Multifamily and industrial properties will continue to lead growth among commercial real estate sectors as the economy makes moderate gains through the end of the year and into 2017, Lawrence Yun, chief economist for the National Association of Realtors® reports.
Speaking at the 2016 Realtors® Conference & Expo in Orlando, Yun said he expects rental rates in the multifamily sector to rise a modest 3 percent a year through 2018, fueled by young households who see solid job growth but aren’t yet ready to buy. Industrial properties — already one of the strongest sectors — are expected to see solid 4 percent growth in rental rates and little change in vacancies over the next two years.
Retail and office space, which are battling online commerce and telecommuting trends, will see slower growth in rental rates of about 2 percent to 2.5 percent.
Yun said the country is likely to maintain positive economic growth over the next two years, although it is likely to be sluggish: barely more than 2 percent in 2017, and maybe a little higher than that in 2018. Tepid business spending is mainly what’s holding back growth, Yun added, because other types of spending, including consumer and government spending, remain strong.
Inflation will largely stay in check, thanks to low gas prices, but expect it to rise from 1.2 percent this year to 2.5 percent over the next two years because gas prices will continue to drop. That means the inflation rate will no longer offset rising medical costs, rents and college tuition.
Look for the Federal Reserve to raise its short-term interest rate in December 2016 — and then possibly twice more in 2017.
K.C. Conway, senior vice president of SunTrust Bank, who also spoke at the forum, is more pessimistic about the country’s economic growth prospects. He said growth is already starting to slow and could dip into recession at the end of the year. If so, the United States would join other big economies, such as the European Union, in seeing negative growth.
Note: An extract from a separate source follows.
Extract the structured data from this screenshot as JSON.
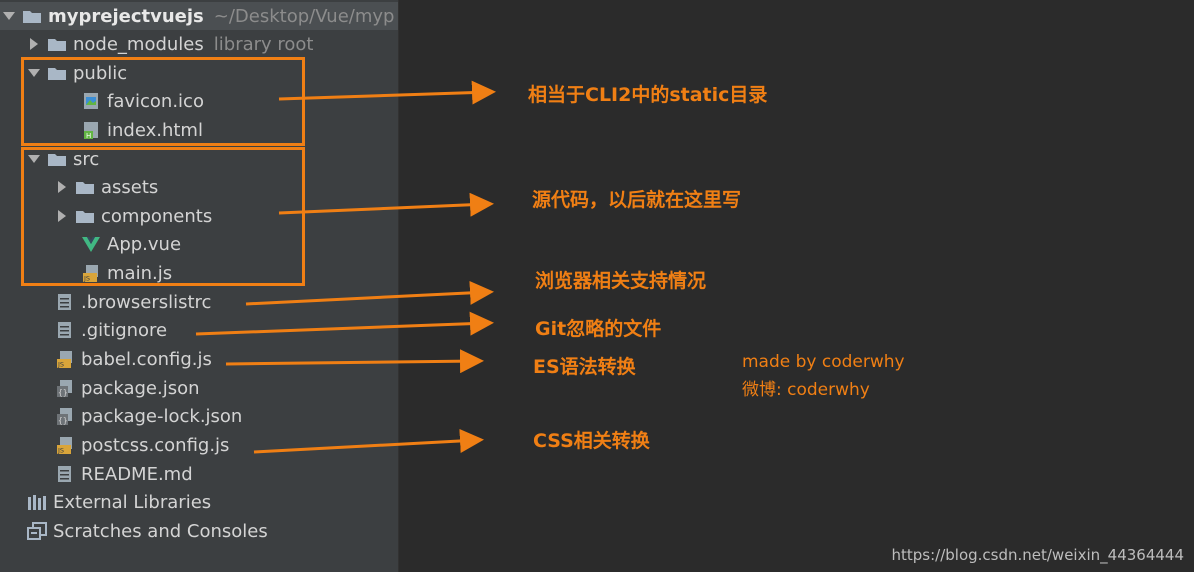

Even China, which says its growth is at 6 percent, could see it slow to as low as 3 percent based on indicators that aren’t included in the country’s official figures, Conway said.
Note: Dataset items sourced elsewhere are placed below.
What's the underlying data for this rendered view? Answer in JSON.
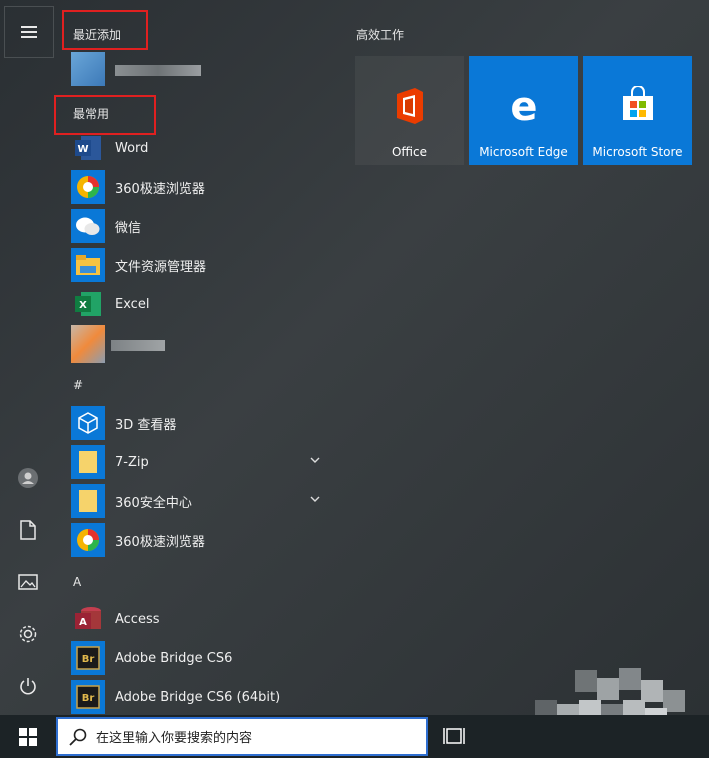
{
  "left": {
    "recent_header": "最近添加",
    "frequent_header": "最常用",
    "frequent": [
      {
        "label": "Word",
        "icon": "word-icon"
      },
      {
        "label": "360极速浏览器",
        "icon": "360-browser-icon"
      },
      {
        "label": "微信",
        "icon": "wechat-icon"
      },
      {
        "label": "文件资源管理器",
        "icon": "file-explorer-icon"
      },
      {
        "label": "Excel",
        "icon": "excel-icon"
      }
    ],
    "hash_header": "#",
    "hash_items": [
      {
        "label": "3D 查看器",
        "icon": "3d-viewer-icon"
      },
      {
        "label": "7-Zip",
        "icon": "folder-icon"
      },
      {
        "label": "360安全中心",
        "icon": "folder-icon"
      },
      {
        "label": "360极速浏览器",
        "icon": "360-browser-icon"
      }
    ],
    "a_header": "A",
    "a_items": [
      {
        "label": "Access",
        "icon": "access-icon"
      },
      {
        "label": "Adobe Bridge CS6",
        "icon": "adobe-bridge-icon"
      },
      {
        "label": "Adobe Bridge CS6 (64bit)",
        "icon": "adobe-bridge-icon"
      }
    ]
  },
  "tiles": {
    "header": "高效工作",
    "items": [
      {
        "label": "Office"
      },
      {
        "label": "Microsoft Edge"
      },
      {
        "label": "Microsoft Store"
      }
    ]
  },
  "taskbar": {
    "search_placeholder": "在这里输入你要搜索的内容"
  },
  "colors": {
    "accent": "#0a78d7",
    "highlight_box": "#e02020"
  }
}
Because of weakness in the U.S. economy, Conway said, the Fed might raise its short-term rate only once (in December) and then not at all in 2017 because increases could hurt the two sectors of the economy that are still doing well: home sales and personal consumption.
Both Yun and Conway said the economy is hurt by the lack of new housing construction, which is keeping prices high and forcing young households to delay home purchases. At the core of the inventory problem are regulations that make it hard for banks to increase their construction lending to builders. Easing those restrictions for community banks, Yun said, would help unleash badly needed financing for builders without putting the banking system at risk, since large, systemically important financial institutions would still be subject to stringent capital rules.